I Lions hanno richiesto una parte del bonus a Frank Ragnow.

Frank Ragnow.

Con tutte le cose che stanno traspirando dall’incontro dei proprietari, ecco che mi devo soffermare ancora una volta sulla solita notizia: secondo lo stesso Rod Wood, a questo punto “per fortuna dimissionario”, i Lions hanno richiesto a Frank Ragnow una parte del bonus firma al momento del ritiro visto che non ha completato le richieste contrattuali.

Ora, pare che lo stesso Ragnow non se la sia presa troppo visto che lo scorso anno era ancora disponibile a provare a rientrare per aiutare la squadra.

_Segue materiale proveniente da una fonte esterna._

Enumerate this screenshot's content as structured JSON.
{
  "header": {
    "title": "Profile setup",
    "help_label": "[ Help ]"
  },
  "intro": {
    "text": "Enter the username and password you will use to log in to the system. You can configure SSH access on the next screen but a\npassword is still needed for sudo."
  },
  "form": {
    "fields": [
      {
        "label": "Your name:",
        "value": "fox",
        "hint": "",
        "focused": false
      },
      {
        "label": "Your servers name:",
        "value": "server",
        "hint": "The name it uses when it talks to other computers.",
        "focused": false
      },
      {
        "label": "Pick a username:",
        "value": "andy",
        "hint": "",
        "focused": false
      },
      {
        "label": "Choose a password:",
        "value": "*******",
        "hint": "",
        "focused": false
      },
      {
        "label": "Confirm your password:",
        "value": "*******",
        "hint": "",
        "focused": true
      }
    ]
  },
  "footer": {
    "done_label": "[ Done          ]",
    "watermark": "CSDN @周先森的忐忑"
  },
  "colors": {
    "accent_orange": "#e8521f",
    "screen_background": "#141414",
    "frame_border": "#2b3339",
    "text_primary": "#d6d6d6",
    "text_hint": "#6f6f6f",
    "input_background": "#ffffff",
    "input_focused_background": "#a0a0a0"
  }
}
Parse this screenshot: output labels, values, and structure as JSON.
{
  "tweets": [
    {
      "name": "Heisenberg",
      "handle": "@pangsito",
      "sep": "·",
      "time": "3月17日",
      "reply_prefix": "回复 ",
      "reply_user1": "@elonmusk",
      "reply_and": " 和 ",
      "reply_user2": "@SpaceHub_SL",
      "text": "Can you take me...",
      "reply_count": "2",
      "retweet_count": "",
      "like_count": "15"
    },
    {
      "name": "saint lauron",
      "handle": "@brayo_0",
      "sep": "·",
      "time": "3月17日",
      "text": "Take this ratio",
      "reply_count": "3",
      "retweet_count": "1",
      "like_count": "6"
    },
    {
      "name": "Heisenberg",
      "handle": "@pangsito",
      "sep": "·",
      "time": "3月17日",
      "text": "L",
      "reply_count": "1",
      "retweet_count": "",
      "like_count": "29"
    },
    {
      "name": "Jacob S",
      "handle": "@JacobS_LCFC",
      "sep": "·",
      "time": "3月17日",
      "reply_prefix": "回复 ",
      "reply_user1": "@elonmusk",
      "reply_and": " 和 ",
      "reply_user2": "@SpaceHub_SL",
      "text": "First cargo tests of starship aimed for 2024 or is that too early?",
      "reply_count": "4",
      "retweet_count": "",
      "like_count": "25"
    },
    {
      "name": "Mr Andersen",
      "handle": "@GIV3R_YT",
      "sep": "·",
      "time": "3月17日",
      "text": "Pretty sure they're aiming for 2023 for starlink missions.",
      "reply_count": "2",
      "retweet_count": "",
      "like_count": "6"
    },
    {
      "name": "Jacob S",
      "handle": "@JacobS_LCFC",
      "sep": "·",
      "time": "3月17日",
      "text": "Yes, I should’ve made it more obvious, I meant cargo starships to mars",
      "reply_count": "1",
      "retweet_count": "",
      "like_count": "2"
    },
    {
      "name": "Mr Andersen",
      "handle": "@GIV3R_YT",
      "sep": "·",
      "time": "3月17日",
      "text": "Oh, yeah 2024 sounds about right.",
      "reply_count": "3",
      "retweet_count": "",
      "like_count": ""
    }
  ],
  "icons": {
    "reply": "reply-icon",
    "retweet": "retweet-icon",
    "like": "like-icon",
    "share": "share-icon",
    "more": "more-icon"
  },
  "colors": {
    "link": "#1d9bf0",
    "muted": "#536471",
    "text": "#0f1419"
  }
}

Non credo nemmeno che la situazione sia stata finanziariamente esosa, visto che Frankone aveva “solo” sei milioni di bonus firma rimasti per l’ultimo anno.

Quello che credo è che sia davvero di pessimo gusto andare a praticamente vantarsi con la stampa di aver tenuto viva questa tradizione, perché questo ha praticamente fatto Wood, dopo che i Lions hanno dovuto smuovere mari e monti per risolvere la situazione con Calvin Johnson, situazione con cui Wood aveva praticamente aperto il suo ruolo di presidente dei Lions.

Chiuderla con questa alzata di ingegno è sicuramente un modo per chiudere perfettamente, anche se nella maniera peggiore, il cerchio.

Chiaramente i Lions hanno il diritto di chiedere questi soldi ma che senso ha? Ragnow ha terminato la partita con la laringe rotta per i Lions. Ha giocato una settimana dopo l’operazione al menisco. È andato in campo con una lista di infortuni che sembrava quella della spesa dopo le vacenza e, malgrado tutti questi problemi, lo abbiamo visto chiudere la porta in faccia ai migliori specialisti del pass rush avverso.

Non ti dovrebbe nemmeno passare per la testa che non si sia meritato quei soldi. Glieli lasci, ringrazi e ciao.

Invece no. Devi andare a dire che “i Lions hanno sempre tenuto questa politica a partire da Barry Sanders.”

Lo sappiamo benissimo e preferiremmo, come tifosi, dimenticarcene.

C’è solo da sperare che il nuovo presidente, sia chi sia, abbia magari meno conoscenze finanziarie ma un minimo di connessione in più con il sentire comune.

Non fraintendetemi: non è una situazione grave, come detto Ragnow sembra non aver rotto i ponti con la sua franchigia, ma è l’indicatore di una mentalità provinciale che sicuramente avrebbe bisogno di una svecchiata anche per evitare figure come questa:

https://x.com/PatMcAfeeShow/status/2039022895444418847?s=20

Come ha fatto a venire fuori? Il <censura> presidente della squadra l’ha detto ad un <censura> giornalista.

Sarebbe il caso di usare un po’ quella cosa strana che abbiamo tra le orecchie.